(openPR) Das Nordhorner Institut LernBar bietet Eltern und Schülern aller Altersstufen Hilfe und Unterstützung bei allen Fragen rund um Nachhilfeunterricht sowie Lerntherapie bei Dyskalkulie (Rechenstörung) und Legasthenie (Lese-/Rechtschreibstörung).
Schüler stehen heute unter einem enormen Leistungsdruck, denn neben den eigenen Ansprüchen müssen sie oft auch noch denen ihrer Eltern und Lehrer genügen. Um gesteckte Unterrichtsziele zu erreichen, ist die Teilnahme am alltäglichen Schulunterricht für viele Schüler aber oft nicht mehr ausreichend. Immer mehr Eltern und Schüler holen sich daher Hilfe bei Bildungsdienstleistern wie LernBar, um Lernstörungen oder Schwächen in einzelnen Unterrichtsfächern in den Griff zu bekommen.
Fehlende Motivation
Die Situation kennen viele Eltern noch aus ihrer eigenen Schulzeit. Ein Fach wie Mathematik, Englisch oder Latein kann ganz schön unangenehm werden, wenn die Leistungen nicht den schulischen Anforderungen genügen. Ein Schüler ist frustriert, demotiviert und entwickelt oft eine Abneigung gegen dieses Fach oder Schule allgemein. Dies ist nur zu gut verständlich, denn wem gefällt schon der regelmäßige schriftliche Nachweis darüber, dass er etwas nicht kann?
Nachhilfe als Lernbegleitung
Ein guter Weg, Unterrichtsstoff nachzuholen oder Wissen parallel zum Unterricht zu zementieren, ist Nachhilfeunterricht. Hier werden Schüler aller Schulstufen und -zweige einzeln oder in homogenen kleinen Gruppen binnendifferenziert unterrichtet, d. h. dass jeder Schüler individuelle Hilfestellung erhält. Dies erfordert neben der fachlichen Qualifikation auch hohes didaktisches und methodisches Können, daher arbeiten bei LernBar ausschließlich ausgebildete Lehrer. Sie bringen auch die pädagogische Qualifikation mit, die es braucht, um Schüler durch Anerkennung und Erfolgserlebnisse zu motivieren und ihnen ihre Stärken vor Augen zu führen. Nachhilfe ist also dann nützlich, wenn eine inhaltliche Lücke zu schließen ist.

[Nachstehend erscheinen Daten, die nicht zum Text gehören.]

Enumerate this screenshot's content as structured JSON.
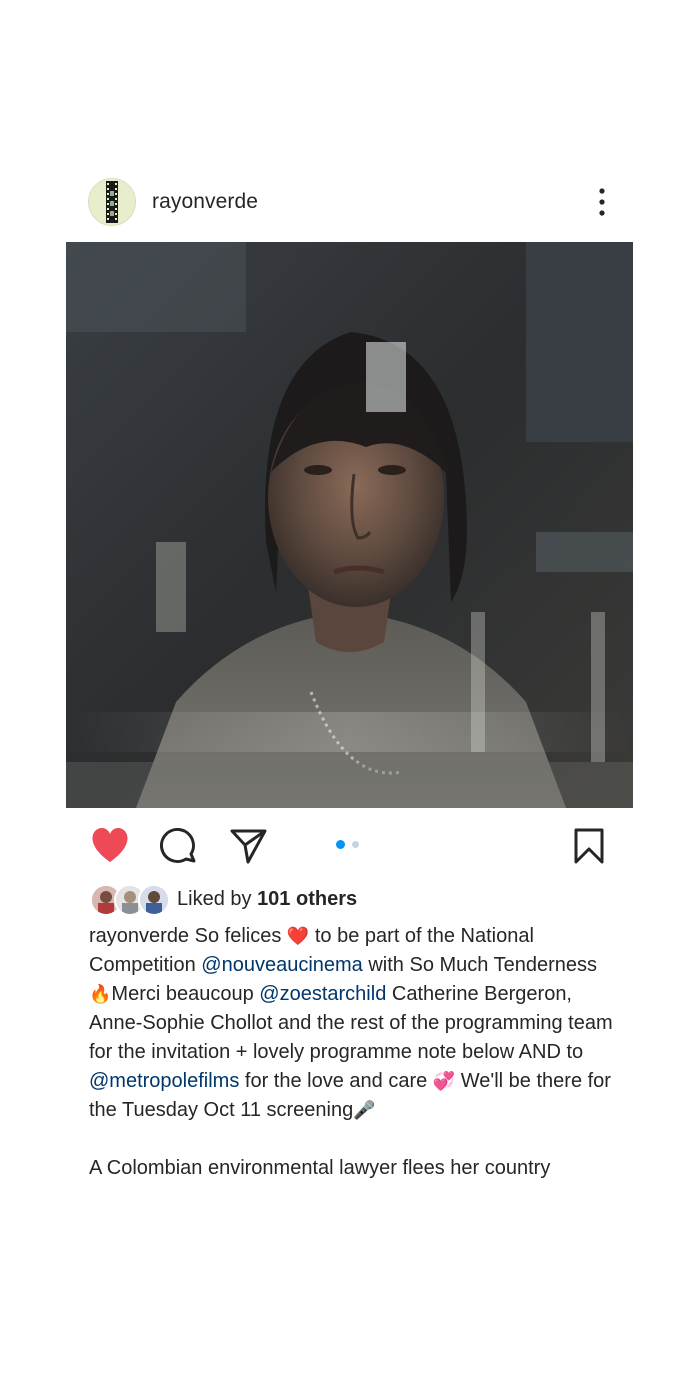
{
  "post": {
    "username": "rayonverde",
    "more_label": "More options",
    "media": {
      "carousel_total": 2,
      "carousel_active": 1
    },
    "colors": {
      "like_red": "#ed4956",
      "mention_blue": "#00376b",
      "dot_active": "#0095f6",
      "dot_inactive": "#c7d4dc"
    },
    "actions": {
      "like_icon": "heart-filled-icon",
      "comment_icon": "comment-bubble-icon",
      "share_icon": "paper-plane-icon",
      "save_icon": "bookmark-icon"
    },
    "likes": {
      "prefix": "Liked by",
      "count_text": "101 others"
    },
    "caption": {
      "username": "rayonverde",
      "t1": " So felices ",
      "e1": "❤️",
      "t2": " to be part of the National Competition ",
      "m1": "@nouveaucinema",
      "t3": " with So Much Tenderness ",
      "e2": "🔥",
      "t4": "Merci beaucoup ",
      "m2": "@zoestarchild",
      "t5": " Catherine Bergeron, Anne-Sophie Chollot and the rest of the programming team for the invitation + lovely programme note below AND to ",
      "m3": "@metropolefilms",
      "t6": " for the love and care ",
      "e3": "💞",
      "t7": " We'll be there for the Tuesday Oct 11 screening",
      "e4": "🎤",
      "p2": "A Colombian environmental lawyer flees her country"
    }
  }
}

Liegt dagegen allein im Bereich der Zahlen- und/oder Buchstabensymbolik eine differente Wahrnehmung vor, so könnte eine Lernstörung vorliegen.
Lernstörung keine Krankheit
Lese-/Rechtschreibstörung (Dyslexie, Legasthenie) und Rechenstörung (Dyskalkulie) sind Teilleistungsstörungen. Sie dürfen nicht mit allgemeinen Lernproblemen in den Fächern Deutsch, Englisch oder Mathematik gleichgesetzt werden. Bei normaler bis überdurchschnittlicher Intelligenz der betroffenen Kinder liegt die Lese- u. Rechtschreibfähigkeit und/oder die Entwicklung des mathematischen Denkens weit unter dem durchschnittlichen Niveau. Eine Teilleistungsstörung ist aber keine Krankheit. Nach dem internationalen Klassifikationsschema ICD-10 der Weltgesundheitsorganisation (WHO) sind Dyslexie und Dyskalkulie anerkannte Entwicklungsstörungen schulischer Fertigkeiten, die einer qualifizierten Lerntherapie bedürfen, welche sich anderer Konzepte und Methoden als die Schule bedient.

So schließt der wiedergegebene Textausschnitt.